Thursday, December 01, 2016

Instinct and Reason (reblog from August 2013)


Who has defined reality completely or successfully? The instincts have been misunderstood by philosophers and psychologists who have often seen the instincts as antisocial or anti-civilization forces. Freud thought religion and civilization were built upon the repression of egoistic and chaotic instincts. Nietzsche in later life affirmed the chaotic instincts over their repression by weak rationality. But the human instincts are not merely selfish and chaotic and in need of repression.

The great religions also disparaged the instincts even more than the rationalists, and the higher disciplines of religion sought to rid the body of all instinctive desires so as to experience the God Within. This was the Inward Path to the Father Within minus or missing the Outward Path of material evolution to Godhood. What is needed is the Twofold Path where the Inward Path points the way to the Outward Path, which affirms the conservative perspective in this change.

Although there is a tension between the individual and the group, basic human instincts are more altruistic than egoistic, that is, group survival dominated and was stronger than the individual, which allowed us to survive and reproduce successfully, and this behavior was encoded in basic human nature.
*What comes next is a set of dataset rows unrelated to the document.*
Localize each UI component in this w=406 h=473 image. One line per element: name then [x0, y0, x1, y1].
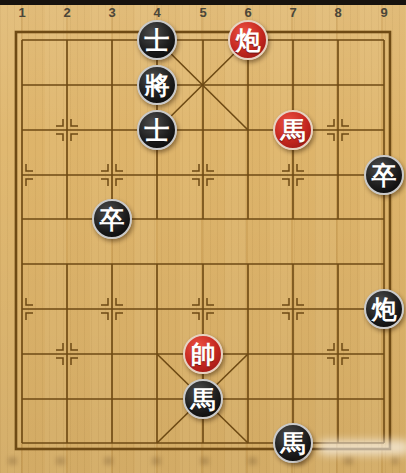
piece-glyph: 士: [145, 118, 170, 143]
piece-glyph: 將: [145, 73, 170, 98]
piece-black-soldier-2[interactable]: 卒: [92, 199, 132, 239]
piece-black-advisor-1[interactable]: 士: [137, 20, 177, 60]
piece-black-general[interactable]: 將: [137, 65, 177, 105]
xiangqi-app: 123456789 士炮將士馬卒卒炮帥馬馬: [0, 0, 406, 473]
blur-smudge: [318, 440, 406, 455]
piece-glyph: 卒: [100, 207, 125, 232]
piece-glyph: 帥: [191, 342, 216, 367]
piece-black-advisor-2[interactable]: 士: [137, 110, 177, 150]
piece-glyph: 馬: [191, 387, 216, 412]
ghost-text-row: [8, 457, 398, 465]
piece-red-horse[interactable]: 馬: [273, 110, 313, 150]
piece-glyph: 馬: [281, 431, 306, 456]
piece-glyph: 炮: [372, 297, 397, 322]
piece-glyph: 卒: [372, 163, 397, 188]
piece-glyph: 士: [145, 28, 170, 53]
piece-red-cannon[interactable]: 炮: [228, 20, 268, 60]
piece-glyph: 馬: [281, 118, 306, 143]
piece-red-general[interactable]: 帥: [183, 334, 223, 374]
piece-glyph: 炮: [236, 28, 261, 53]
piece-black-horse-1[interactable]: 馬: [183, 379, 223, 419]
piece-black-cannon[interactable]: 炮: [364, 289, 404, 329]
piece-black-soldier-1[interactable]: 卒: [364, 155, 404, 195]
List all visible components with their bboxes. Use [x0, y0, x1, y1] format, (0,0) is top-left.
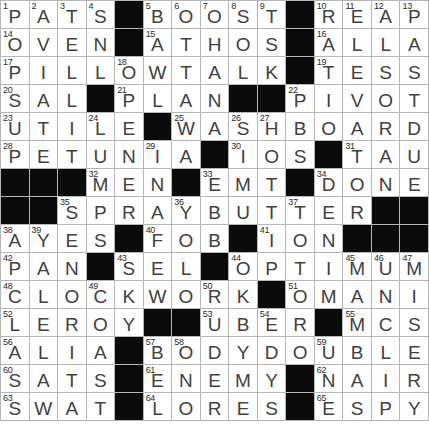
cell-letter: U [1, 113, 29, 140]
cell-r1c10[interactable]: 9T [258, 1, 286, 28]
cell-r9c3[interactable]: E [58, 225, 86, 252]
cell-r1c14[interactable]: 12A [372, 1, 400, 28]
cell-letter: E [144, 253, 172, 280]
cell-r14c8[interactable]: E [201, 365, 229, 392]
cell-r13c15[interactable]: E [400, 337, 428, 364]
cell-letter: L [229, 57, 257, 84]
cell-r10c5[interactable]: 43S [115, 253, 143, 280]
cell-r12c5[interactable]: Y [115, 309, 143, 336]
cell-r5c3[interactable]: I [58, 113, 86, 140]
cell-letter: Y [229, 337, 257, 364]
cell-r1c13[interactable]: 11E [343, 1, 371, 28]
cell-r4c12[interactable]: I [315, 85, 343, 112]
cell-r10c8 [201, 253, 229, 280]
cell-r11c13[interactable]: A [343, 281, 371, 308]
cell-r12c4[interactable]: O [87, 309, 115, 336]
cell-r15c4[interactable]: T [87, 393, 115, 420]
cell-r6c4[interactable]: U [87, 141, 115, 168]
cell-letter: L [1, 309, 29, 336]
cell-r2c2[interactable]: V [30, 29, 58, 56]
cell-letter: N [115, 141, 143, 168]
cell-r3c9[interactable]: L [229, 57, 257, 84]
cell-letter: A [372, 1, 400, 28]
cell-r7c8[interactable]: 33E [201, 169, 229, 196]
cell-r5c13[interactable]: A [343, 113, 371, 140]
cell-r13c14[interactable]: L [372, 337, 400, 364]
cell-r6c11[interactable]: S [286, 141, 314, 168]
cell-r14c10[interactable]: Y [258, 365, 286, 392]
cell-r11c8[interactable]: 50R [201, 281, 229, 308]
cell-r8c13[interactable]: R [343, 197, 371, 224]
cell-r2c13[interactable]: L [343, 29, 371, 56]
cell-r1c8[interactable]: 7O [201, 1, 229, 28]
cell-letter: N [201, 85, 229, 112]
cell-r1c4[interactable]: 4S [87, 1, 115, 28]
cell-r15c2[interactable]: W [30, 393, 58, 420]
cell-r9c2[interactable]: 39Y [30, 225, 58, 252]
cell-r4c2[interactable]: A [30, 85, 58, 112]
cell-r9c7[interactable]: O [172, 225, 200, 252]
cell-r3c8[interactable]: A [201, 57, 229, 84]
cell-r6c3[interactable]: T [58, 141, 86, 168]
cell-letter: P [1, 141, 29, 168]
cell-r13c3[interactable]: I [58, 337, 86, 364]
cell-r7c15[interactable]: E [400, 169, 428, 196]
cell-r13c8[interactable]: D [201, 337, 229, 364]
cell-letter: Y [115, 309, 143, 336]
cell-r10c11[interactable]: T [286, 253, 314, 280]
cell-letter: E [229, 393, 257, 420]
cell-r14c11 [286, 365, 314, 392]
cell-r5c6 [144, 113, 172, 140]
cell-letter: R [400, 365, 428, 392]
cell-letter: P [1, 1, 29, 28]
cell-r3c7[interactable]: T [172, 57, 200, 84]
cell-letter: L [58, 57, 86, 84]
cell-r11c14[interactable]: N [372, 281, 400, 308]
cell-r15c15[interactable]: Y [400, 393, 428, 420]
cell-letter: N [172, 365, 200, 392]
cell-letter: B [229, 309, 257, 336]
cell-r8c5[interactable]: R [115, 197, 143, 224]
cell-r5c15[interactable]: D [400, 113, 428, 140]
cell-r5c12[interactable]: O [315, 113, 343, 140]
cell-letter: O [229, 29, 257, 56]
cell-r10c15[interactable]: 47M [400, 253, 428, 280]
cell-r5c4[interactable]: 24L [87, 113, 115, 140]
cell-letter: M [343, 253, 371, 280]
cell-r4c3[interactable]: L [58, 85, 86, 112]
cell-letter: D [258, 337, 286, 364]
cell-letter: A [343, 281, 371, 308]
cell-r2c8[interactable]: H [201, 29, 229, 56]
cell-r11c3[interactable]: O [58, 281, 86, 308]
cell-letter: A [201, 113, 229, 140]
cell-r10c6[interactable]: E [144, 253, 172, 280]
cell-r4c15[interactable]: T [400, 85, 428, 112]
cell-letter: E [315, 197, 343, 224]
cell-r6c9[interactable]: 30I [229, 141, 257, 168]
cell-letter: N [315, 365, 343, 392]
cell-letter: F [144, 225, 172, 252]
cell-letter: L [372, 29, 400, 56]
cell-r2c15[interactable]: A [400, 29, 428, 56]
cell-letter: N [372, 169, 400, 196]
cell-r6c14[interactable]: A [372, 141, 400, 168]
cell-r5c1[interactable]: 23U [1, 113, 29, 140]
cell-r9c6[interactable]: 40F [144, 225, 172, 252]
cell-r3c4[interactable]: L [87, 57, 115, 84]
cell-r3c5[interactable]: 18O [115, 57, 143, 84]
cell-letter: I [58, 113, 86, 140]
cell-letter: S [1, 365, 29, 392]
cell-letter: E [144, 365, 172, 392]
cell-r9c5 [115, 225, 143, 252]
cell-letter: B [201, 197, 229, 224]
cell-r11c4[interactable]: 49C [87, 281, 115, 308]
cell-r8c14 [372, 197, 400, 224]
cell-r13c6[interactable]: 57B [144, 337, 172, 364]
cell-r3c14[interactable]: S [372, 57, 400, 84]
cell-letter: Y [172, 197, 200, 224]
cell-letter: U [87, 141, 115, 168]
cell-letter: A [1, 337, 29, 364]
cell-r1c3[interactable]: 3T [58, 1, 86, 28]
cell-r10c1[interactable]: 42P [1, 253, 29, 280]
cell-r2c7[interactable]: T [172, 29, 200, 56]
cell-r12c3[interactable]: R [58, 309, 86, 336]
cell-letter: I [400, 281, 428, 308]
cell-r8c7[interactable]: 36Y [172, 197, 200, 224]
cell-letter: R [115, 197, 143, 224]
cell-r4c14[interactable]: O [372, 85, 400, 112]
cell-letter: E [30, 309, 58, 336]
cell-r6c13[interactable]: 31T [343, 141, 371, 168]
cell-letter: T [30, 113, 58, 140]
cell-letter: B [144, 337, 172, 364]
cell-r2c6[interactable]: 15A [144, 29, 172, 56]
cell-letter: L [58, 85, 86, 112]
cell-letter: Y [30, 225, 58, 252]
cell-r3c10[interactable]: K [258, 57, 286, 84]
cell-letter: M [229, 169, 257, 196]
cell-r3c3[interactable]: L [58, 57, 86, 84]
cell-r15c10[interactable]: S [258, 393, 286, 420]
cell-letter: O [258, 141, 286, 168]
cell-r12c9[interactable]: B [229, 309, 257, 336]
cell-r14c15[interactable]: R [400, 365, 428, 392]
cell-letter: O [343, 169, 371, 196]
cell-r6c6[interactable]: 29I [144, 141, 172, 168]
cell-r14c9[interactable]: M [229, 365, 257, 392]
cell-r13c4[interactable]: A [87, 337, 115, 364]
cell-r15c12[interactable]: 65E [315, 393, 343, 420]
cell-letter: O [286, 225, 314, 252]
cell-r9c1[interactable]: 38A [1, 225, 29, 252]
cell-r9c13 [343, 225, 371, 252]
cell-r11c11[interactable]: 51O [286, 281, 314, 308]
cell-r3c15[interactable]: S [400, 57, 428, 84]
cell-r8c3[interactable]: 35S [58, 197, 86, 224]
cell-r4c8[interactable]: N [201, 85, 229, 112]
cell-r12c7 [172, 309, 200, 336]
cell-r10c13[interactable]: 45M [343, 253, 371, 280]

But I go further and deeper in seeing the instincts as related to the sacred, because the instincts are essentially activated inwardly by the material Spirit-Will, even as life is shaped by natural outside evolution. The instincts are not merely selfish chaos or Dionysian frenzy, the instincts are based in the sacred and even rational drive to evolve life to Godhood in the cosmos.  Our sacred task is to aid in this ongoing process.